Additionally, confusion about FDEIA generates because neither the food item nor the exercise alone is sufficient enough to produce an anaphylaxis reaction in the patient. However, what is known about FDEIA is that the attack is triggered in the intestines. The state of exercise triggers a mast cell degranulation to an allergen which under normal situation does not cause a reaction. This is due to, Hyperosmolality enhances mast cell degranulation and thus increases gut permeability, resulting in an increased amount of food allergen(s) presented to the mast cells and basophils.
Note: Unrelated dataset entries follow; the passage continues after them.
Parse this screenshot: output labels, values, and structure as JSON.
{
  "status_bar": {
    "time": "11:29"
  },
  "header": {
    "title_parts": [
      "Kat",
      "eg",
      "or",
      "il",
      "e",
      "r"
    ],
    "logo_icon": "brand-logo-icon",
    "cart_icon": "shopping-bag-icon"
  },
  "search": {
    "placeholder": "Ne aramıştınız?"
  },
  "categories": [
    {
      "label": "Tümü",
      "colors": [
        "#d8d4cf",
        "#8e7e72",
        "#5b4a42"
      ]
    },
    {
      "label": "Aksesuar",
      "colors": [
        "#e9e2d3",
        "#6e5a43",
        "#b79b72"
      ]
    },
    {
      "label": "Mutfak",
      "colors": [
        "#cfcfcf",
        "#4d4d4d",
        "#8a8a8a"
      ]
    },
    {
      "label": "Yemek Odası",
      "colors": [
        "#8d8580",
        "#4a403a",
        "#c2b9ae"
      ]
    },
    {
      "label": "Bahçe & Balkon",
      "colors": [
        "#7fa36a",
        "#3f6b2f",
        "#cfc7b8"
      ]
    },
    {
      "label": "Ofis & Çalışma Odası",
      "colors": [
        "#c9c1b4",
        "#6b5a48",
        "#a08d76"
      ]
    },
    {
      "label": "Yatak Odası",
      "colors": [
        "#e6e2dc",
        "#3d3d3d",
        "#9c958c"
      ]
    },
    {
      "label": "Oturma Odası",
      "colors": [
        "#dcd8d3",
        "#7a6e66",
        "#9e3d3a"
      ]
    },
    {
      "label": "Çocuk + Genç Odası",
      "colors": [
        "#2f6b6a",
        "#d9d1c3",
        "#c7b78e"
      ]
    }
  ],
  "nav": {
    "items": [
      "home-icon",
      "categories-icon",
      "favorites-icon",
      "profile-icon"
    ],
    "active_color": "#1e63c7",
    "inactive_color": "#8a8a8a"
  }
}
Both EIA and FDEIA are triggered by physical activity which includes, but is not limited to; jogging, running, biking and working out in the gym. In addition, under this large umbrella of triggers are activities ranging from lower-levels of exertion to more intense workouts. Even less understood it the reality that a specific level of exercise may trigger an attack in one occurrence but not another which results in an unpredictability factor.

Co-factors may increase risks of an attack include; aspirin and other nonsteroidal anti-inflammatory drugs, alcohol, phases of a woman’s menstrual cycle, extreme temperature and seasonal pollen exposure.


Symptoms include:

  • Itching
  • Hives
  • Flushing
  • Extreme Fatigue
  • Wheezing
  • Full anaphylaxis episode resulting in throat or tongue swelling and shortness of breath

Patients may also experience nausea, abdominal cramping and diarrhea.

If the individual stops the physical activity after the symptoms first appear, there is usually an improvement in the symptoms within a few minutes, however continuing the physical activity causes the symptoms to worsen.


Prevention continues to be the best treatment plan for patients with EIA or FDEIA. A doctor can also provide direction and advice on how to effectively create a management plan so exercise can continue under the right circumstances which will be adapted to suit each patient’s situation and history of the condition.

Since people who are in better physical shape are less susceptible to both FDEIA and EIA than those who aren’t, doctors often recommend the patient including swimming into their weekly routine- which interestingly enough is the only exercise not reported to cause an allergic reaction.

A management plan might include:

  • Education about safe conditions for exercising
  • Identification
  • Avoidance of trigger foods (FDEIA) prior to exercise
  • Importance of discontinuing exercise immediately after symptoms appear
  • Carrying an Epi-pen while exercising
  • Appropriate use of an Epi-pen
  • Use of medical alert bracelet
  • Exercising with a partner who is aware of the patient’s condition and how to act in case of an attack
  • Use of prophylactic medications such as antihistamines


The diagnosis of both FDEIA and EIA are made based on both clinical history and a physical examination. Great importance is placed on identifying which of the two conditions (EIA/FDEIA) the patient has- a fact which is crucial to the prevention of attacks in the future.


The good news is that prognosis for both FDEIA and EIA is generally favourable. Although no cure for this condition is currently known, most patients report experiencing fewer and less severe attacks over time and with appropriate lifestyle changes and keeping to a sufficient management plan can greatly shorten the episodes that do occur and possibly eliminate episodes of anaphylaxis altogether.

Additionally, a recent medical trial with the allergy department at Monash Health has had success with a medication called Omalizumab.